Le sujet est mal servi en français. Les deux pages les mieux placées sur cette requête donnent chacune un chiffre de prévalence, ces chiffres se contredisent, et aucune des deux ne cite sa source. Cette page part des publications elles-mêmes : l’étude de 1997 qui a construit l’outil de mesure, celle de 2018 qui a compté les personnes concernées sur 906 adultes, et la revue critique de 2019 écrite par les chercheurs du domaine. Elle dit aussi, à sa place, ce que l’hypnose peut faire ici et ce qu’aucune étude ne lui a jamais demandé.
L’essentiel
- C’est un trait de tempérament, pas un trouble : il se mesure par une échelle de personnalité auto-administrée de 27 items (Aron et Aron, Journal of Personality and Social Psychology, 1997), pas par des critères diagnostiques.

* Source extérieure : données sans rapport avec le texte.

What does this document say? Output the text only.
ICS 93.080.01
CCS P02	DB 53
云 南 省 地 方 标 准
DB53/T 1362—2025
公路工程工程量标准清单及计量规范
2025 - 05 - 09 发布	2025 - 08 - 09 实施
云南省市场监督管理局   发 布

- Les chiffres qui circulent, 20 % d’un côté, 30 % de l’autre, viennent d’un modèle que la recherche a abandonné. Sur 906 adultes, on trouve non pas deux groupes mais trois : 31 % de très sensibles, 40 % de moyennement sensibles, 29 % de peu sensibles (Lionetti et coll., Translational Psychiatry, 2018).
- La sensibilité joue dans les deux sens : elle majore les difficultés en environnement défavorable, et elle procure un bénéfice supérieur en environnement favorable (Greven et coll., Neuroscience and Biobehavioral Reviews, 2019). C’est pourquoi la cible d’un accompagnement est l’environnement et les conséquences, jamais le trait lui-même.
- Ce qui relève d’un soin, ce sont les conséquences quand elles s’installent : anxiété, épuisement, sommeil dégradé, retrait social.
- Aucun essai clinique n’a évalué l’hypnose sur l’hypersensibilité elle-même. Ce que la recherche mesure, c’est son effet sur la détresse psychologique et le stress.
Ce que recouvre l’hypersensibilité émotionnelle
Le terme grand public recouvre un objet que la recherche appelle autrement : la sensibilité au traitement sensoriel (en anglais sensory-processing sensitivity). Il désigne une façon de traiter l’information plus profonde et plus réactive que la moyenne, qui porte sur les émotions mais pas seulement. La psychologue américaine Elaine Aron en a posé les bases en 1997, dans une série de sept études qui ont abouti à une échelle de mesure de 27 items.
Ce travail a établi deux choses qui comptent pour la suite. D’abord, la sensibilité forme une dimension cohérente, et non un assemblage de traits disparates. Ensuite, elle est partiellement indépendante de l’introversion et de l’émotivité, deux notions avec lesquelles on la confondait jusque-là. Autrement dit : être hypersensible n’est pas être timide, et n’est pas non plus être simplement émotif.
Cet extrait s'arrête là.